Es gibt 29 Antworten in diesem Thema, welches 6.850 mal aufgerufen wurde. Der letzte Beitrag () ist von Valentine.


  • Als er mit Nick darüber spricht - ein Glas sei noch erlaubt, er müsse nicht komplett mit dem Alkohol brechen - dachte ich mir, dass ihm noch ein sehr weiter Weg bevorsteht, wenn er ihn den jemals überhaupt betreten wird.


    Ich glaube es kaum. Auch sein Umfeld trägt ja nicht dazu bei, dass er sich komplett von der Flasche trennen könnte. Man behandelt ihn, wie man einen dementen oder zumindest etwas vertrottelten alten Onkel behandeln würde, lässt ihm in gewissem Umfang Narrenfreiheit und passt halt auf, dass er keinen Mist anstellt. Echte Unterstützung sieht anders aus. Wirklich schlimm, er ist doch noch so jung!

    If you don't become the ocean, you'll be seasick every day.

    Leonard Cohen





  • Ah, bis zum Erscheinen des beschwipsten Stringham bin ich schon gekommen.


    Etwas entsetzt war ich ja über Matildas Äußerungen zur Ehe. Erst jammert Moreland rum, dass er sich im Eheleben nicht wirklich wohl fühlt und nun auch noch Matilda.



    Die Maclinticks sind noch ein Beispiel für eine grausliche Ehe. Gab es überhaupt bei Powell schon mal eine gute Ehe (oder überhaupt eine gelungene Beziehung?) :gruebel:


    Gut, so schlimm wie die Maclinticks ist bisher kein anderes Paar, aber glücklich scheint keiner über die Maßen zu sein. Eigentlich recht traurig. Außerdem wimmelt es nur so von Geschiedenen.



    Normans Rolle im Hause Foxe kommt mir auch etwas seltsam vor. Er scheint dort Mädchen für alles zu sein. Vor allem hat er das Wohlwollen aller!

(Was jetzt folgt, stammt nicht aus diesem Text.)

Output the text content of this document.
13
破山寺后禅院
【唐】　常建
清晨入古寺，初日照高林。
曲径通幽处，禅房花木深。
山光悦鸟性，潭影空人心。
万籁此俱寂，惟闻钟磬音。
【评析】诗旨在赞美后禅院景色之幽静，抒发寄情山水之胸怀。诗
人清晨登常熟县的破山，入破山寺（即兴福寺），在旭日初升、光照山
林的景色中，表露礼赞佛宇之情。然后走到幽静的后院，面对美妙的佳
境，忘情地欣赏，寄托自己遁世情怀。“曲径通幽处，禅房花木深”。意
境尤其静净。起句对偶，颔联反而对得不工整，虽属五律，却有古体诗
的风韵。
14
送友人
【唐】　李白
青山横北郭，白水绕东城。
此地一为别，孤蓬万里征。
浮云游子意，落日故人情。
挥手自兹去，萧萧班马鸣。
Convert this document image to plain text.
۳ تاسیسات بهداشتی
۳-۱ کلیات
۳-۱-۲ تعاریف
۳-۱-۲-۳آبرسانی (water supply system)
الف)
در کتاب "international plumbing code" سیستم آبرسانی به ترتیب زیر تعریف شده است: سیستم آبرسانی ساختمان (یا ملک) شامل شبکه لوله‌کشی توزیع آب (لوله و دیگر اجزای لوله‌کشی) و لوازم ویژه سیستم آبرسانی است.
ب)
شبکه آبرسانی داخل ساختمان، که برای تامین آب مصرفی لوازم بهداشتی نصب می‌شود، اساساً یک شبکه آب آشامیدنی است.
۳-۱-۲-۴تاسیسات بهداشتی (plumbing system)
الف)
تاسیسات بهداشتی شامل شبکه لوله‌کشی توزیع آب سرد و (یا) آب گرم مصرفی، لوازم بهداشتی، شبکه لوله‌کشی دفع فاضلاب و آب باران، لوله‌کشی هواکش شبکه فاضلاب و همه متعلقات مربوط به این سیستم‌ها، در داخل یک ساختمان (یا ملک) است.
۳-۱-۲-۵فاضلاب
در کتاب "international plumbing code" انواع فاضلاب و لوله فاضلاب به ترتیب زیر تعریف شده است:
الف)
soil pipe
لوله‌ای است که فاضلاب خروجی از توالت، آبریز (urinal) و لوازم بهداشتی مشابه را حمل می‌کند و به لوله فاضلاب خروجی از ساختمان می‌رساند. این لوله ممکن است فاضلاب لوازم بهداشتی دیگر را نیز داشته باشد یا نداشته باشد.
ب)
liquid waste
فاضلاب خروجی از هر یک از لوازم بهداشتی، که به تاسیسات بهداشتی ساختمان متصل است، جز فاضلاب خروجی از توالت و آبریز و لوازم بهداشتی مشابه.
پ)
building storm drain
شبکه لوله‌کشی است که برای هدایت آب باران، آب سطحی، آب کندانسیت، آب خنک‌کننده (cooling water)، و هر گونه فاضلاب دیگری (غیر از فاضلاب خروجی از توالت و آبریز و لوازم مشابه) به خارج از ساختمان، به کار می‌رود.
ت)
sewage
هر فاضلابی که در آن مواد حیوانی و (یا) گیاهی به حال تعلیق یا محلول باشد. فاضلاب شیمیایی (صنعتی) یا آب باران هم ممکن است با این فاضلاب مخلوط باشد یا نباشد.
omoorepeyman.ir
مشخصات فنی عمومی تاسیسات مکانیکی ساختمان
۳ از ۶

  • Ich bin jetzt im letzten Kapitel. Muss sagen, dass das einer von den Bänden, so wie der dritte, ist, der mir weniger gefällt. Zuviel Ehe-Rumgezicke, auf männlicher und weiblicher Seite. Die Maclinticks sind natürlich die schlimmsten, aber es entsteht insgesamt der Eindruck, dass Powell einer der vielen Autoren ist, die insgesamt der Meinung sind, dass Ehe einfach nicht gelingen kann, wie auch schon Valentine erwähnt.
    Erfreut war ich, wieder von Stringham zu hören und ihn sozusagen live zu erleben: Ich finde, dass Powell diesen anarchischen und dennoch gefangenen und dadurch gedemütigten Geist sehr gut hinkriegt. Kein sympathischer Charakter, selbstverliebt und hemmungslos, aber gerade deshalb faszinierend. Und bei so jemandem ist man traurig, wenn ihm die Flügel gestutzt werden, auch wenn man weiß, dass er sonst in der Sonne verbrennt.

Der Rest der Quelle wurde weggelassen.